The Mythe is now a sheep and arable farm that has also diversified into events.

In Frome, Somerset there is a Victorian gothic house called Mythe House which is a house on the top of a hill too (Butts Hill) the house overlooks the town of Frome. The house was built in the 1700s and the name 'Mythe House' is carved in stone on the front of the house.
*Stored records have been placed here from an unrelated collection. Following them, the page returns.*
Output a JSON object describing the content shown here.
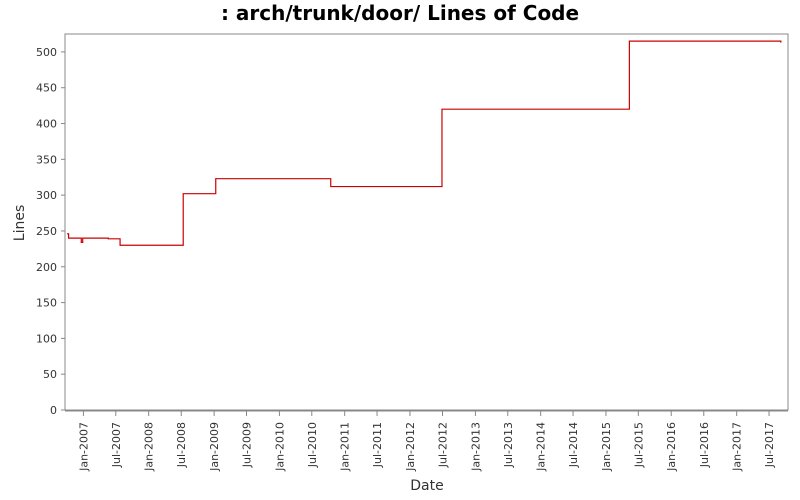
{
  "chart_data": {
    "type": "line",
    "title": ": arch/trunk/door/ Lines of Code",
    "xlabel": "Date",
    "ylabel": "Lines",
    "ylim": [
      0,
      525
    ],
    "xlim": [
      "2006-09-20",
      "2017-10-15"
    ],
    "yticks": [
      0,
      50,
      100,
      150,
      200,
      250,
      300,
      350,
      400,
      450,
      500
    ],
    "xticks": [
      "Jan-2007",
      "Jul-2007",
      "Jan-2008",
      "Jul-2008",
      "Jan-2009",
      "Jul-2009",
      "Jan-2010",
      "Jul-2010",
      "Jan-2011",
      "Jul-2011",
      "Jan-2012",
      "Jul-2012",
      "Jan-2013",
      "Jul-2013",
      "Jan-2014",
      "Jul-2014",
      "Jan-2015",
      "Jul-2015",
      "Jan-2016",
      "Jul-2016",
      "Jan-2017",
      "Jul-2017"
    ],
    "grid": false,
    "line_color": "#cc0000",
    "series": [
      {
        "step": true,
        "points": [
          [
            "2006-10-01",
            246
          ],
          [
            "2006-10-10",
            240
          ],
          [
            "2006-12-15",
            240
          ],
          [
            "2006-12-20",
            234
          ],
          [
            "2006-12-28",
            240
          ],
          [
            "2007-05-15",
            240
          ],
          [
            "2007-05-20",
            239
          ],
          [
            "2007-07-20",
            239
          ],
          [
            "2007-07-25",
            230
          ],
          [
            "2008-07-10",
            230
          ],
          [
            "2008-07-12",
            302
          ],
          [
            "2009-01-08",
            302
          ],
          [
            "2009-01-10",
            323
          ],
          [
            "2010-10-12",
            323
          ],
          [
            "2010-10-15",
            312
          ],
          [
            "2012-06-25",
            312
          ],
          [
            "2012-06-28",
            420
          ],
          [
            "2015-05-10",
            420
          ],
          [
            "2015-05-12",
            515
          ],
          [
            "2017-09-01",
            515
          ],
          [
            "2017-09-05",
            513
          ]
        ]
      }
    ]
  }
}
There is The Mythe located in the Parish of Sheepy on the Warwickshire and Leicestershire border. At The Mythe where the rivers Sen [sic] and Anker join there is an area marked on the map as "King Dicks Hole" reputedly where King Richard III watered his horses before the Battle of Bosworth Field. According to some historians including Michael K Jones who wrote the book "Psychology of a Battle - Bosworth 1485" The Battle of Bosworth actually took place around Atherstone with Henry Tudor camping at Merevale Hall and Richard III camping at "The Mythe" where a farm is now situated.